Taking a devil’s advocate position, you could look at this as a failure on the part of NetFlix. Thousands of companies, including many very, very large ones, are able to build and manage their own infrastructure. They are able to keep it reliable, secure, and to scale it based on demand. Obviously Amazon is capable of this, since they do this with AWS and their site. That NetFlix couldn’t, and felt it was better to use AWS, isn’t necessarily a “victory”, and it doesn’t prove that DevOps requires cloud. I’m not saying this is a failure on the part of NetFlix. Balancing the cost of “getting it right” vs. looking at alternative solutions is responsible and rational. But that they couldn’t attract the talent needed to keep their infrastructure up to scratch isn’t automatically a case to link DevOps and cloud, and isn’t necessarily an absolute “win”.
They Complement Each Other
DevOps is about a balance of speed, agility and accountability. It is about getting releases out quickly, responding to change and problems rapidly, but doing all of it in a way that is traceable, auditable, repeatable and (done properly) secure. None of that, however, is predicated on the cloud as a requirement. Using cloud services can help. Cloud services and DevOps certainly complement each other. Being able to rapidly set up a new server, or add capacity, in an hour or less brings a lot of flexibility to an organization and their services.
But to imply that you can’t have DevOps without the cloud is like saying you can’t be doing DevOps properly without using Java or Puppet or some other specific technology. DevOps is about automation as much as possible, and having a rapid and reliable process involving all parties to get product and fixes out the door. You can use DevOps principles on an iOS app using nothing by a couple of Macs and the continuous integration tools available in XCode and OS X. Granted, the deployment bit can’t be automated easily, but automatic deployment isn’t a requirement of DevOps.

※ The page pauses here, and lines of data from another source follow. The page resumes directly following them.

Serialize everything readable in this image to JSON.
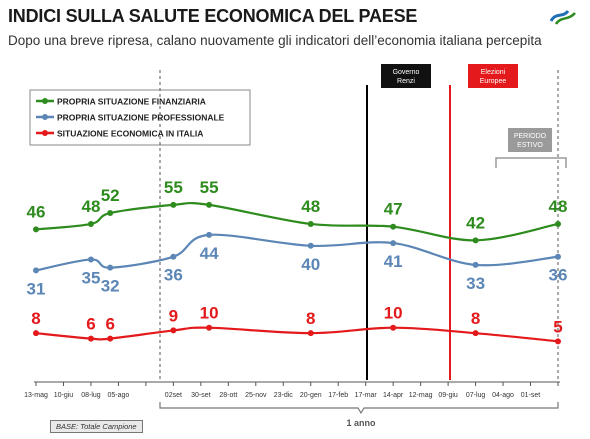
{
  "header": {
    "title": "INDICI SULLA SALUTE ECONOMICA DEL PAESE",
    "subtitle": "Dopo una breve ripresa, calano nuovamente gli indicatori dell’economia italiana percepita"
  },
  "annotations": {
    "governo": [
      "Governo",
      "Renzi"
    ],
    "elezioni": [
      "Elezioni",
      "Europee"
    ],
    "periodo": [
      "PERIODO",
      "ESTIVO"
    ],
    "one_year": "1 anno"
  },
  "footer": {
    "base": "BASE: Totale Campione"
  },
  "colors": {
    "green": "#2e8b1e",
    "blue": "#5b86b5",
    "red": "#e3191b"
  },
  "chart_data": {
    "type": "line",
    "title": "INDICI SULLA SALUTE ECONOMICA DEL PAESE",
    "categories": [
      "13-mag",
      "10-giu",
      "08-lug",
      "05-ago",
      "02set",
      "30-set",
      "28-ott",
      "25-nov",
      "23-dic",
      "20-gen",
      "17-feb",
      "17-mar",
      "14-apr",
      "12-mag",
      "09-giu",
      "07-lug",
      "04-ago",
      "01-set"
    ],
    "series": [
      {
        "name": "PROPRIA SITUAZIONE FINANZIARIA",
        "color": "#2e8b1e",
        "x": [
          0,
          2,
          2.7,
          5,
          6.3,
          10,
          13,
          16,
          19
        ],
        "values": [
          46,
          48,
          52,
          55,
          55,
          48,
          47,
          42,
          48
        ]
      },
      {
        "name": "PROPRIA SITUAZIONE PROFESSIONALE",
        "color": "#5b86b5",
        "x": [
          0,
          2,
          2.7,
          5,
          6.3,
          10,
          13,
          16,
          19
        ],
        "values": [
          31,
          35,
          32,
          36,
          44,
          40,
          41,
          33,
          36
        ]
      },
      {
        "name": "SITUAZIONE ECONOMICA IN ITALIA",
        "color": "#e3191b",
        "x": [
          0,
          2,
          2.7,
          5,
          6.3,
          10,
          13,
          16,
          19
        ],
        "values": [
          8,
          6,
          6,
          9,
          10,
          8,
          10,
          8,
          5
        ]
      }
    ],
    "legend": "top-left",
    "grid": false
  }
}
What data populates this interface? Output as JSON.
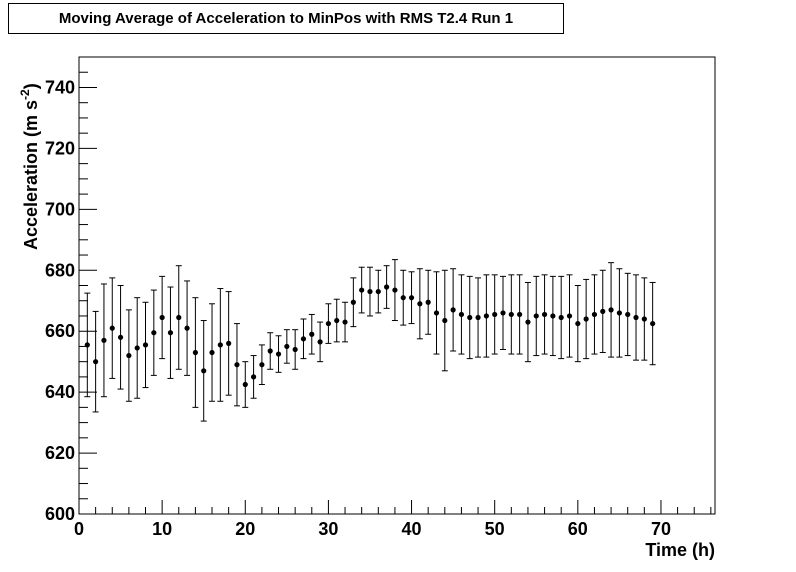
{
  "chart_data": {
    "type": "scatter",
    "title": "Moving Average of Acceleration to MinPos with RMS T2.4 Run 1",
    "xlabel": "Time (h)",
    "ylabel_main": "Acceleration (m s",
    "ylabel_exp": "-2",
    "ylabel_close": ")",
    "xlim": [
      0,
      76.5
    ],
    "ylim": [
      600,
      750
    ],
    "x_ticks": [
      0,
      10,
      20,
      30,
      40,
      50,
      60,
      70
    ],
    "y_ticks": [
      600,
      620,
      640,
      660,
      680,
      700,
      720,
      740
    ],
    "grid": false,
    "legend": "none",
    "marker_color": "#000000",
    "series": [
      {
        "x": [
          1.0,
          2.0,
          3.0,
          4.0,
          5.0,
          6.0,
          7.0,
          8.0,
          9.0,
          10.0,
          11.0,
          12.0,
          13.0,
          14.0,
          15.0,
          16.0,
          17.0,
          18.0,
          19.0,
          20.0,
          21.0,
          22.0,
          23.0,
          24.0,
          25.0,
          26.0,
          27.0,
          28.0,
          29.0,
          30.0,
          31.0,
          32.0,
          33.0,
          34.0,
          35.0,
          36.0,
          37.0,
          38.0,
          39.0,
          40.0,
          41.0,
          42.0,
          43.0,
          44.0,
          45.0,
          46.0,
          47.0,
          48.0,
          49.0,
          50.0,
          51.0,
          52.0,
          53.0,
          54.0,
          55.0,
          56.0,
          57.0,
          58.0,
          59.0,
          60.0,
          61.0,
          62.0,
          63.0,
          64.0,
          65.0,
          66.0,
          67.0,
          68.0,
          69.0
        ],
        "y": [
          655.5,
          650.0,
          657.0,
          661.0,
          658.0,
          652.0,
          654.5,
          655.5,
          659.5,
          664.5,
          659.5,
          664.5,
          661.0,
          653.0,
          647.0,
          653.0,
          655.5,
          656.0,
          649.0,
          642.5,
          645.0,
          649.0,
          653.5,
          652.5,
          655.0,
          654.0,
          657.5,
          659.0,
          656.5,
          662.5,
          663.5,
          663.0,
          669.5,
          673.5,
          673.0,
          673.0,
          674.5,
          673.5,
          671.0,
          671.0,
          669.0,
          669.5,
          666.0,
          663.5,
          667.0,
          665.5,
          664.5,
          664.5,
          665.0,
          665.5,
          666.0,
          665.5,
          665.5,
          663.0,
          665.0,
          665.5,
          665.0,
          664.5,
          665.0,
          662.5,
          664.0,
          665.5,
          666.5,
          667.0,
          666.0,
          665.5,
          664.5,
          664.0,
          662.5
        ],
        "err": [
          17.0,
          16.5,
          18.5,
          16.5,
          17.0,
          15.0,
          16.5,
          14.0,
          14.0,
          13.5,
          15.0,
          17.0,
          15.5,
          18.0,
          16.5,
          16.0,
          18.5,
          17.0,
          13.5,
          7.5,
          7.0,
          6.5,
          6.0,
          6.0,
          5.5,
          6.5,
          6.5,
          6.5,
          6.5,
          6.5,
          7.0,
          6.5,
          8.0,
          7.5,
          8.0,
          7.0,
          7.0,
          10.0,
          9.0,
          8.5,
          11.5,
          10.5,
          13.5,
          16.5,
          13.5,
          13.0,
          13.5,
          13.0,
          13.5,
          13.0,
          12.0,
          13.0,
          13.0,
          13.0,
          13.0,
          13.0,
          13.0,
          13.5,
          13.5,
          12.5,
          13.0,
          13.0,
          13.5,
          15.5,
          14.5,
          13.5,
          14.0,
          13.5,
          13.5
        ]
      }
    ]
  }
}
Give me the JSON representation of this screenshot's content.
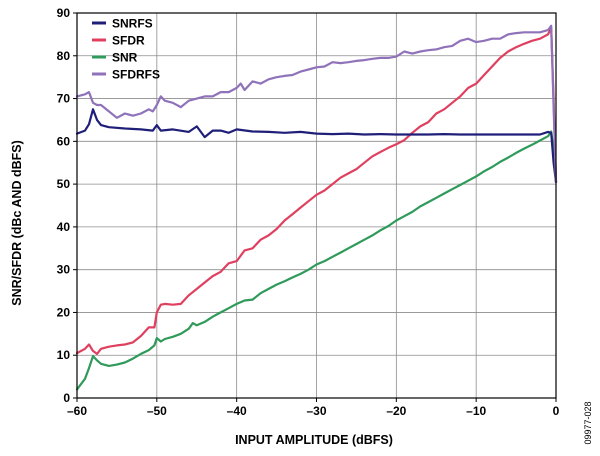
{
  "chart_data": {
    "type": "line",
    "title": "",
    "xlabel": "INPUT AMPLITUDE (dBFS)",
    "ylabel": "SNR/SFDR (dBc AND dBFS)",
    "xlim": [
      -60,
      0
    ],
    "ylim": [
      0,
      90
    ],
    "xticks": [
      "–60",
      "–50",
      "–40",
      "–30",
      "–20",
      "–10",
      "0"
    ],
    "yticks": [
      "0",
      "10",
      "20",
      "30",
      "40",
      "50",
      "60",
      "70",
      "80",
      "90"
    ],
    "grid": true,
    "legend_position": "top-left",
    "figure_id": "09977-028",
    "series": [
      {
        "name": "SNRFS",
        "color": "#1f1f7a",
        "points": [
          [
            -60,
            61.8
          ],
          [
            -59,
            62.5
          ],
          [
            -58.5,
            64
          ],
          [
            -58,
            67.5
          ],
          [
            -57.5,
            65
          ],
          [
            -57,
            63.8
          ],
          [
            -56,
            63.3
          ],
          [
            -54,
            63
          ],
          [
            -52,
            62.8
          ],
          [
            -50.5,
            62.5
          ],
          [
            -50,
            63.8
          ],
          [
            -49.5,
            62.5
          ],
          [
            -48,
            62.8
          ],
          [
            -46,
            62.2
          ],
          [
            -45,
            63.5
          ],
          [
            -44,
            61
          ],
          [
            -43,
            62.5
          ],
          [
            -42,
            62.5
          ],
          [
            -41,
            62
          ],
          [
            -40,
            62.8
          ],
          [
            -38,
            62.3
          ],
          [
            -36,
            62.2
          ],
          [
            -34,
            62
          ],
          [
            -32,
            62.2
          ],
          [
            -30,
            61.8
          ],
          [
            -28,
            61.7
          ],
          [
            -26,
            61.8
          ],
          [
            -24,
            61.6
          ],
          [
            -22,
            61.7
          ],
          [
            -20,
            61.6
          ],
          [
            -18,
            61.6
          ],
          [
            -16,
            61.6
          ],
          [
            -14,
            61.7
          ],
          [
            -12,
            61.6
          ],
          [
            -10,
            61.6
          ],
          [
            -8,
            61.6
          ],
          [
            -6,
            61.6
          ],
          [
            -4,
            61.6
          ],
          [
            -2,
            61.6
          ],
          [
            -1,
            62.2
          ],
          [
            -0.6,
            62
          ],
          [
            -0.3,
            55
          ],
          [
            0,
            50.5
          ]
        ]
      },
      {
        "name": "SFDR",
        "color": "#e0405f",
        "points": [
          [
            -60,
            10.5
          ],
          [
            -59,
            11.5
          ],
          [
            -58.5,
            12.5
          ],
          [
            -58,
            11
          ],
          [
            -57.5,
            10.3
          ],
          [
            -57,
            11.5
          ],
          [
            -56,
            12
          ],
          [
            -55,
            12.3
          ],
          [
            -54,
            12.5
          ],
          [
            -53,
            13
          ],
          [
            -52,
            14.5
          ],
          [
            -51,
            16.5
          ],
          [
            -50.3,
            16.5
          ],
          [
            -50,
            20
          ],
          [
            -49.5,
            21.8
          ],
          [
            -49,
            22
          ],
          [
            -48,
            21.8
          ],
          [
            -47,
            22
          ],
          [
            -46,
            24
          ],
          [
            -45,
            25.5
          ],
          [
            -44,
            27
          ],
          [
            -43,
            28.5
          ],
          [
            -42,
            29.5
          ],
          [
            -41,
            31.5
          ],
          [
            -40,
            32
          ],
          [
            -39,
            34.5
          ],
          [
            -38,
            35
          ],
          [
            -37,
            37
          ],
          [
            -36,
            38
          ],
          [
            -35,
            39.5
          ],
          [
            -34,
            41.5
          ],
          [
            -33,
            43
          ],
          [
            -32,
            44.5
          ],
          [
            -31,
            46
          ],
          [
            -30,
            47.5
          ],
          [
            -29,
            48.5
          ],
          [
            -28,
            50
          ],
          [
            -27,
            51.5
          ],
          [
            -26,
            52.5
          ],
          [
            -25,
            53.5
          ],
          [
            -24,
            55
          ],
          [
            -23,
            56.5
          ],
          [
            -22,
            57.5
          ],
          [
            -21,
            58.5
          ],
          [
            -20,
            59.3
          ],
          [
            -19,
            60.3
          ],
          [
            -18,
            62
          ],
          [
            -17,
            63.5
          ],
          [
            -16,
            64.5
          ],
          [
            -15,
            66.5
          ],
          [
            -14,
            67.5
          ],
          [
            -13,
            69
          ],
          [
            -12,
            70.5
          ],
          [
            -11,
            72.5
          ],
          [
            -10,
            73.5
          ],
          [
            -9,
            75.5
          ],
          [
            -8,
            77.5
          ],
          [
            -7,
            79.5
          ],
          [
            -6,
            81
          ],
          [
            -5,
            82
          ],
          [
            -4,
            82.8
          ],
          [
            -3,
            83.5
          ],
          [
            -2,
            84
          ],
          [
            -1,
            85
          ],
          [
            -0.6,
            86.5
          ],
          [
            -0.3,
            70
          ],
          [
            0,
            50.5
          ]
        ]
      },
      {
        "name": "SNR",
        "color": "#2f9a5a",
        "points": [
          [
            -60,
            2
          ],
          [
            -59,
            4.5
          ],
          [
            -58.5,
            7
          ],
          [
            -58,
            9.8
          ],
          [
            -57.5,
            8.8
          ],
          [
            -57,
            8
          ],
          [
            -56,
            7.5
          ],
          [
            -55,
            7.8
          ],
          [
            -54,
            8.3
          ],
          [
            -53,
            9.2
          ],
          [
            -52,
            10.3
          ],
          [
            -51,
            11.2
          ],
          [
            -50.3,
            12.3
          ],
          [
            -50,
            14
          ],
          [
            -49.5,
            13.2
          ],
          [
            -49,
            13.8
          ],
          [
            -48,
            14.3
          ],
          [
            -47,
            15
          ],
          [
            -46,
            16.2
          ],
          [
            -45.5,
            17.5
          ],
          [
            -45,
            17
          ],
          [
            -44,
            17.8
          ],
          [
            -43,
            19
          ],
          [
            -42,
            20
          ],
          [
            -41,
            21
          ],
          [
            -40,
            22
          ],
          [
            -39,
            22.8
          ],
          [
            -38,
            23
          ],
          [
            -37,
            24.5
          ],
          [
            -36,
            25.5
          ],
          [
            -35,
            26.5
          ],
          [
            -34,
            27.3
          ],
          [
            -33,
            28.2
          ],
          [
            -32,
            29
          ],
          [
            -31,
            30
          ],
          [
            -30,
            31.2
          ],
          [
            -29,
            32
          ],
          [
            -28,
            33
          ],
          [
            -27,
            34
          ],
          [
            -26,
            35
          ],
          [
            -25,
            36
          ],
          [
            -24,
            37
          ],
          [
            -23,
            38
          ],
          [
            -22,
            39.2
          ],
          [
            -21,
            40.2
          ],
          [
            -20,
            41.5
          ],
          [
            -19,
            42.5
          ],
          [
            -18,
            43.5
          ],
          [
            -17,
            44.8
          ],
          [
            -16,
            45.8
          ],
          [
            -15,
            46.8
          ],
          [
            -14,
            47.8
          ],
          [
            -13,
            48.8
          ],
          [
            -12,
            49.8
          ],
          [
            -11,
            50.8
          ],
          [
            -10,
            51.8
          ],
          [
            -9,
            53
          ],
          [
            -8,
            54
          ],
          [
            -7,
            55.2
          ],
          [
            -6,
            56.2
          ],
          [
            -5,
            57.3
          ],
          [
            -4,
            58.3
          ],
          [
            -3,
            59.2
          ],
          [
            -2,
            60.2
          ],
          [
            -1,
            61.2
          ],
          [
            -0.6,
            62.3
          ],
          [
            -0.3,
            58
          ],
          [
            0,
            50.5
          ]
        ]
      },
      {
        "name": "SFDRFS",
        "color": "#8f72b9",
        "points": [
          [
            -60,
            70.5
          ],
          [
            -59,
            71
          ],
          [
            -58.5,
            71.5
          ],
          [
            -58,
            69
          ],
          [
            -57.5,
            68.5
          ],
          [
            -57,
            68.5
          ],
          [
            -56,
            67
          ],
          [
            -55,
            65.5
          ],
          [
            -54,
            66.5
          ],
          [
            -53,
            66
          ],
          [
            -52,
            66.5
          ],
          [
            -51,
            67.5
          ],
          [
            -50.5,
            67
          ],
          [
            -50,
            68.5
          ],
          [
            -49.5,
            70.5
          ],
          [
            -49,
            69.5
          ],
          [
            -48,
            69
          ],
          [
            -47,
            68
          ],
          [
            -46,
            69.5
          ],
          [
            -45,
            70
          ],
          [
            -44,
            70.5
          ],
          [
            -43,
            70.5
          ],
          [
            -42,
            71.5
          ],
          [
            -41,
            71.5
          ],
          [
            -40,
            72.5
          ],
          [
            -39.5,
            73.5
          ],
          [
            -39,
            72
          ],
          [
            -38,
            74
          ],
          [
            -37,
            73.5
          ],
          [
            -36,
            74.5
          ],
          [
            -35,
            75
          ],
          [
            -34,
            75.3
          ],
          [
            -33,
            75.5
          ],
          [
            -32,
            76.3
          ],
          [
            -31,
            76.8
          ],
          [
            -30,
            77.3
          ],
          [
            -29,
            77.5
          ],
          [
            -28,
            78.5
          ],
          [
            -27,
            78.3
          ],
          [
            -26,
            78.5
          ],
          [
            -25,
            78.8
          ],
          [
            -24,
            79
          ],
          [
            -23,
            79.3
          ],
          [
            -22,
            79.5
          ],
          [
            -21,
            79.5
          ],
          [
            -20,
            79.8
          ],
          [
            -19,
            81
          ],
          [
            -18,
            80.5
          ],
          [
            -17,
            81
          ],
          [
            -16,
            81.3
          ],
          [
            -15,
            81.5
          ],
          [
            -14,
            82
          ],
          [
            -13,
            82.3
          ],
          [
            -12,
            83.5
          ],
          [
            -11,
            84
          ],
          [
            -10,
            83.2
          ],
          [
            -9,
            83.5
          ],
          [
            -8,
            84
          ],
          [
            -7,
            84
          ],
          [
            -6,
            85
          ],
          [
            -5,
            85.3
          ],
          [
            -4,
            85.5
          ],
          [
            -3,
            85.5
          ],
          [
            -2,
            85.5
          ],
          [
            -1,
            86
          ],
          [
            -0.6,
            87
          ],
          [
            -0.3,
            68
          ],
          [
            0,
            50.5
          ]
        ]
      }
    ]
  }
}
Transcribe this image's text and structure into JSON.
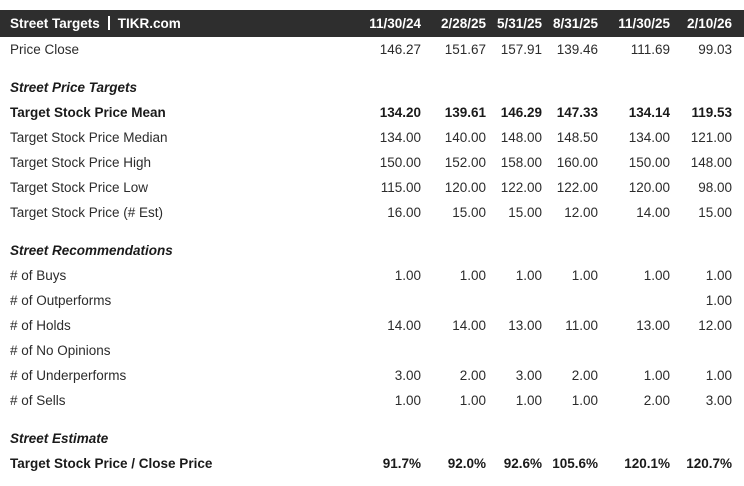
{
  "header": {
    "title_left": "Street Targets",
    "title_right": "TIKR.com",
    "columns": [
      "11/30/24",
      "2/28/25",
      "5/31/25",
      "8/31/25",
      "11/30/25",
      "2/10/26"
    ],
    "bg_color": "#2e2e2e",
    "text_color": "#ffffff"
  },
  "table": {
    "rows": [
      {
        "label": "Price Close",
        "style": "normal",
        "values": [
          "146.27",
          "151.67",
          "157.91",
          "139.46",
          "111.69",
          "99.03"
        ]
      },
      {
        "label": "Street Price Targets",
        "style": "section",
        "values": [
          "",
          "",
          "",
          "",
          "",
          ""
        ]
      },
      {
        "label": "Target Stock Price Mean",
        "style": "bold",
        "values": [
          "134.20",
          "139.61",
          "146.29",
          "147.33",
          "134.14",
          "119.53"
        ]
      },
      {
        "label": "Target Stock Price Median",
        "style": "normal",
        "values": [
          "134.00",
          "140.00",
          "148.00",
          "148.50",
          "134.00",
          "121.00"
        ]
      },
      {
        "label": "Target Stock Price High",
        "style": "normal",
        "values": [
          "150.00",
          "152.00",
          "158.00",
          "160.00",
          "150.00",
          "148.00"
        ]
      },
      {
        "label": "Target Stock Price Low",
        "style": "normal",
        "values": [
          "115.00",
          "120.00",
          "122.00",
          "122.00",
          "120.00",
          "98.00"
        ]
      },
      {
        "label": "Target Stock Price (# Est)",
        "style": "normal",
        "values": [
          "16.00",
          "15.00",
          "15.00",
          "12.00",
          "14.00",
          "15.00"
        ]
      },
      {
        "label": "Street Recommendations",
        "style": "section",
        "values": [
          "",
          "",
          "",
          "",
          "",
          ""
        ]
      },
      {
        "label": "# of Buys",
        "style": "normal",
        "values": [
          "1.00",
          "1.00",
          "1.00",
          "1.00",
          "1.00",
          "1.00"
        ]
      },
      {
        "label": "# of Outperforms",
        "style": "normal",
        "values": [
          "",
          "",
          "",
          "",
          "",
          "1.00"
        ]
      },
      {
        "label": "# of Holds",
        "style": "normal",
        "values": [
          "14.00",
          "14.00",
          "13.00",
          "11.00",
          "13.00",
          "12.00"
        ]
      },
      {
        "label": "# of No Opinions",
        "style": "normal",
        "values": [
          "",
          "",
          "",
          "",
          "",
          ""
        ]
      },
      {
        "label": "# of Underperforms",
        "style": "normal",
        "values": [
          "3.00",
          "2.00",
          "3.00",
          "2.00",
          "1.00",
          "1.00"
        ]
      },
      {
        "label": "# of Sells",
        "style": "normal",
        "values": [
          "1.00",
          "1.00",
          "1.00",
          "1.00",
          "2.00",
          "3.00"
        ]
      },
      {
        "label": "Street Estimate",
        "style": "section",
        "values": [
          "",
          "",
          "",
          "",
          "",
          ""
        ]
      },
      {
        "label": "Target Stock Price / Close Price",
        "style": "bold",
        "values": [
          "91.7%",
          "92.0%",
          "92.6%",
          "105.6%",
          "120.1%",
          "120.7%"
        ]
      }
    ]
  }
}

It’s an aspect that some organizations can take advantage of, but in some industries, your roll-out still may have to proceed in a manual fashion.
Certainly, DevOps benefits from the cloud (as it does from using open source tools, readily available CI/CD technologies and agile methodologies), but I’m not convinced you must use the cloud to successfully use DevOps. In some ways, it is the cloud services that have benefited from the rise of DevOps. But you can easily implement your own successful DevOps approach without it.